Over the years, LGBT advocates have won small victories, but the recognition of same-sex unions outside the territory is limited, especially in taxation and spousal visas.

As a result of Tuesday’s ruling, LGBT couples’ rights have been violated because the government has failed to provide alternative options – such as civil unions – for them.

“The absence of legal recognition of (same-sex partners’) relationship is apt to disrupt and devalue their private lives together,” said Justice Patrick Keane.

In lieu of the ruling, the court gave the government two years to establish an official framework for recognizing unions between people of the same gender.

Mr Sham has twice failed to convince the courts to recognize his marriage despite launching a legal challenge in 2018.

His right to equality has been violated by the city’s ban on same-sex marriages and the lack of alternative frameworks.

The Court of Final Appeal heard Mr Sham’s case after his last attempt to convince appeal judges in August 2022 failed.

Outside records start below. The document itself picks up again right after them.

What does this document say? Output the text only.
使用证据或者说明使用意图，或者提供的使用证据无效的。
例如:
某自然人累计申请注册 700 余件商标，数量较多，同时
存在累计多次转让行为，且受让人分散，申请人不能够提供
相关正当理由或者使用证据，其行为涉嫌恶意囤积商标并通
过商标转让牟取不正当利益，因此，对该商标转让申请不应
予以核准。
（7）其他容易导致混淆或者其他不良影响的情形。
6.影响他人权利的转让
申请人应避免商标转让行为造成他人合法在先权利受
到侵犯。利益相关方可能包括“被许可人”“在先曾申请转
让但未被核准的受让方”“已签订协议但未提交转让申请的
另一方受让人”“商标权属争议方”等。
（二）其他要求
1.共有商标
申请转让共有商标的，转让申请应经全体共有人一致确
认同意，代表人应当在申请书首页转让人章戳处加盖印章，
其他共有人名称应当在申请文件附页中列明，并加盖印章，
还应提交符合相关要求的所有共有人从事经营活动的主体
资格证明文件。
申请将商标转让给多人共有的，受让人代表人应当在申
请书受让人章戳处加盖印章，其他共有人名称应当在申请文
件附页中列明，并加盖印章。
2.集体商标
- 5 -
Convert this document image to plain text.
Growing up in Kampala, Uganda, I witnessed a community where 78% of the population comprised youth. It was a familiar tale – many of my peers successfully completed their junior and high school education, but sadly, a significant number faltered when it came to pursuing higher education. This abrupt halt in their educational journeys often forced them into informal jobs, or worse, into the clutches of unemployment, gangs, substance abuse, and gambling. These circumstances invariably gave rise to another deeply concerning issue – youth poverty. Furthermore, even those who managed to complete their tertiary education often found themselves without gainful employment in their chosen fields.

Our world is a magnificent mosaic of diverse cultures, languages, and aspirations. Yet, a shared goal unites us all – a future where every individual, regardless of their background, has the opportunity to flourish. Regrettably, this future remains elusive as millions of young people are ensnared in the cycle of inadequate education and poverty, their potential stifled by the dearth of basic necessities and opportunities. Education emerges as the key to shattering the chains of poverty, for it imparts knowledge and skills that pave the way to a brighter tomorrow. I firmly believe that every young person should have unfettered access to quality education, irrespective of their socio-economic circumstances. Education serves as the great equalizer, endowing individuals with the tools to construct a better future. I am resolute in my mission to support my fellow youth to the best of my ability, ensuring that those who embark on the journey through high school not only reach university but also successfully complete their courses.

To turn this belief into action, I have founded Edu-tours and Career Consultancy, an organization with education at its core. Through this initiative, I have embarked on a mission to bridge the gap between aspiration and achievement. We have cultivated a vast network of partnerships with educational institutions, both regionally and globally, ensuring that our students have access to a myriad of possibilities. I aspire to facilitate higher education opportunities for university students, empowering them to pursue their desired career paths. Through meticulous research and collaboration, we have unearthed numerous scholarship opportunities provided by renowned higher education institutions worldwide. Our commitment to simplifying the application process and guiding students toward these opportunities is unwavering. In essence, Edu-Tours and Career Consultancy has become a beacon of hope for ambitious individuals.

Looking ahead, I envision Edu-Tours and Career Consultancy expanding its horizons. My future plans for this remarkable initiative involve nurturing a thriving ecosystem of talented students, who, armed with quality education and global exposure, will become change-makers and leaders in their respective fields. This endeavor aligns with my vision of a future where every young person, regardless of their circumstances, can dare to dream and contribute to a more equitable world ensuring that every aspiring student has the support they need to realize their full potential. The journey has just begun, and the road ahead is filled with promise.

During a judicial review, people can challenge government policies and decisions. Recent years have seen pro-government media criticize political activists like Mr Sham for abusing the system. Hong Kong leader John Lee and his administration have repeatedly warned of “soft resistance” against national security – including legal actions for judicial review.

A key figure in the 2019 anti-government protests, Mr Sham is currently being held on unrelated subversion charges. A controversial national security law has charged 47 pro-democracy activists.